China's plan would have worked, if the countries were somewhat financially stable and would have absorbed the losses upto some extent. But in reality, the opposite happened. The 25% loan restructuring is just the tip of the ice berg. I would be very surprised if 20% of these projects turn out to be financially viable.
They didn't bite, they tried to swallow whole goat leg and result is evident
.
It's a bit of everything - to productively utilize excess capacities , deploy additional industrial resources overland to capture markets & get the local govt there to pick up the tabs at costs of interests so high it basically catered to write offs too . But yes , in a nutshell you've summed up their gameplan & how it unravelled. Not surprisingly there's been little to no mention of the BRI by Xi or the Chinese in the last 2 yrs.
Exactly. Instead of reducing dependency on exports, they are becoming more and more dependent on it.

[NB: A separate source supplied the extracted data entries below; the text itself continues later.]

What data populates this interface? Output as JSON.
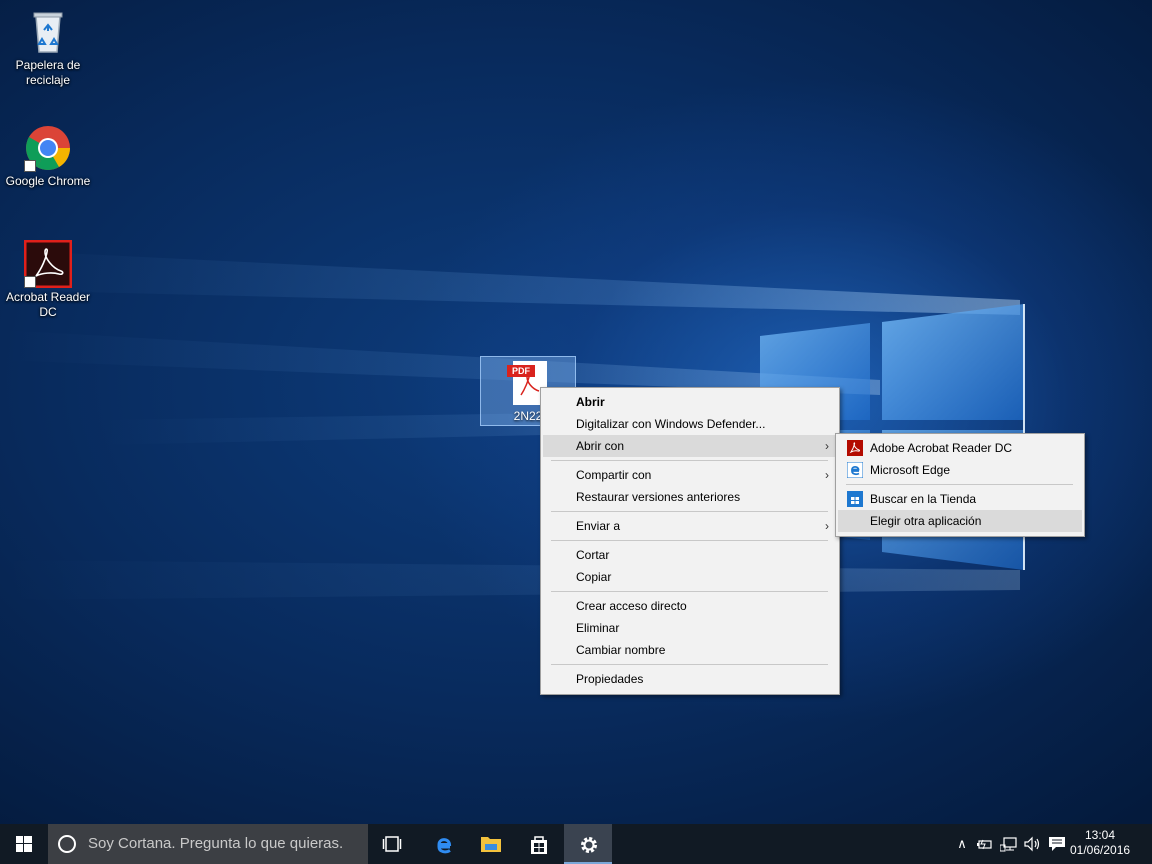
{
  "desktop": {
    "icons": [
      {
        "label": "Papelera de reciclaje",
        "icon": "recycle-bin-icon"
      },
      {
        "label": "Google Chrome",
        "icon": "chrome-icon"
      },
      {
        "label": "Acrobat Reader DC",
        "icon": "acrobat-icon"
      }
    ],
    "selected_file": {
      "name": "2N22",
      "tag": "PDF",
      "icon": "pdf-file-icon"
    }
  },
  "context_menu": {
    "items": [
      {
        "label": "Abrir"
      },
      {
        "label": "Digitalizar con Windows Defender..."
      },
      {
        "label": "Abrir con"
      },
      {
        "label": "Compartir con"
      },
      {
        "label": "Restaurar versiones anteriores"
      },
      {
        "label": "Enviar a"
      },
      {
        "label": "Cortar"
      },
      {
        "label": "Copiar"
      },
      {
        "label": "Crear acceso directo"
      },
      {
        "label": "Eliminar"
      },
      {
        "label": "Cambiar nombre"
      },
      {
        "label": "Propiedades"
      }
    ],
    "submenu_arrow": "›"
  },
  "open_with_submenu": {
    "items": [
      {
        "label": "Adobe Acrobat Reader DC",
        "icon": "acrobat-icon"
      },
      {
        "label": "Microsoft Edge",
        "icon": "edge-icon"
      },
      {
        "label": "Buscar en la Tienda",
        "icon": "store-icon"
      },
      {
        "label": "Elegir otra aplicación"
      }
    ]
  },
  "taskbar": {
    "search_placeholder": "Soy Cortana. Pregunta lo que quieras.",
    "clock_time": "13:04",
    "clock_date": "01/06/2016",
    "tray_chevron": "∧"
  },
  "colors": {
    "accent": "#0078d7",
    "pdf_red": "#d9231d",
    "menu_bg": "#f2f2f2",
    "menu_hover": "#dadada"
  }
}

It's a vicious circle and their no easy or immediate way out of it. Attracting western sanctions (meaningful) will be death warrant for it's citizens. But the trillion dollar question is " Does Xi care"?
I'm guessing it's a tightrope walk for Xi . He'd try his best to make the transition away from an exports based economy to an internal consumption driven one . Let's hope for our sakes he succeeds at least modestly . Otherwise the LAC would go live that much sooner.
And even resident optimist isn't sounding that optimistic about our chances there as things stand . It's quite another matter youngsters raised on his overtly optimistic posts are now taking over where he left off .
When I say collapse, I don't mean a collapse like Pakistan or Srilanka. My definition of collapse will be "real economic growth (not CCP growth numbers) below 3% for next 10 years". That will put China in the middle income trap for a very very long time.
Agreed.
Everything comes with a price and Russsians will love that.
The Chinese aren't going to bite . You can be sure of that.
Completely agree. If they had quietly waited till 2049 and had been prudent in their planning for financial growth, they would have been invincible in every aspect.